The Spanish newspaper man is endowed with an extraordinary lack of
imagination and of curiosity. I recall having given a friend, who was a
journalist, a little book of Nietzsche's to read, which he returned with
the remark that he had not been able to get through it, as it was
insufferable drivel. I have heard the same opinion, or similar ones,
expressed by journalists of Ibsen, Schopenhauer, Dostoievsky, Stendhal
and all the most stimulating minds of Europe.

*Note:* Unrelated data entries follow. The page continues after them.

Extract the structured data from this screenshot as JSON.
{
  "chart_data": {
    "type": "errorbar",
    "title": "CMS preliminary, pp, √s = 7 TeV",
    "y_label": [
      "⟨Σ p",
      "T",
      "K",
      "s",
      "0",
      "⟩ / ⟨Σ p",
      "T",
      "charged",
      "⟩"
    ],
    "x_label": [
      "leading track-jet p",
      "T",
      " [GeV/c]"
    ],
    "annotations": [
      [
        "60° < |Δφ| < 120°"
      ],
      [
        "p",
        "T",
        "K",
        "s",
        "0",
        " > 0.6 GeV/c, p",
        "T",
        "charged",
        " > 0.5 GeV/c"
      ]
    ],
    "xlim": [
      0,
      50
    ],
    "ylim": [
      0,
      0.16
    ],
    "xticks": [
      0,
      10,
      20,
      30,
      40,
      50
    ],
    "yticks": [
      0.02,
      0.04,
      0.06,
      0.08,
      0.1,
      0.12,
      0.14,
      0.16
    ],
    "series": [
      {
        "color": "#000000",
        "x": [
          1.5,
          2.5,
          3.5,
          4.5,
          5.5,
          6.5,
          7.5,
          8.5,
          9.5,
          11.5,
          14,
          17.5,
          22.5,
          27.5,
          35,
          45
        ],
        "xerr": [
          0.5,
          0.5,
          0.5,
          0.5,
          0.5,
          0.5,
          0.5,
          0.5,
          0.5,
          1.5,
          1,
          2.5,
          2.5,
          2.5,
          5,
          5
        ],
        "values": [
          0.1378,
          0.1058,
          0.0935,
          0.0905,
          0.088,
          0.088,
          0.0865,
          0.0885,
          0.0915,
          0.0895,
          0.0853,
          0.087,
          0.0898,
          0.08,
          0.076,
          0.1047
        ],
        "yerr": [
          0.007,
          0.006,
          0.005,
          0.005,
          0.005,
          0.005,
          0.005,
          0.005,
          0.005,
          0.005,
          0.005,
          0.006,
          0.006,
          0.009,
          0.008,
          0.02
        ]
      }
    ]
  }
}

The wretched Saint Aubin, wretched certainly as a critic, used to
ridicule Tolstoi and the illness which resulted in his death,
maintaining that it was nothing more than an advertisement. The most
benighted vulgarity reigns in our press.
Upon occasion, vulgarity goes hand in hand with an ignorance which is
astounding. I remember going to a cafe on the Calle de Alcala known as
la Maison Doree one afternoon with Regoyos. Felipe Trigo, the novelist,
sat down at our table with a friend of his, a journalist, I believe,
from America. I have never been a friend of Trigo's, and could never
take any interest either in the man or his work, which to my mind is
tiresome and commercially erotic, besides being absolutely devoid of all
charm.
Regoyos, who is effusive by nature, soon became engaged in conversation
with them, and the talk turned upon artistic subjects, in which he was
interested, and then to his travels abroad.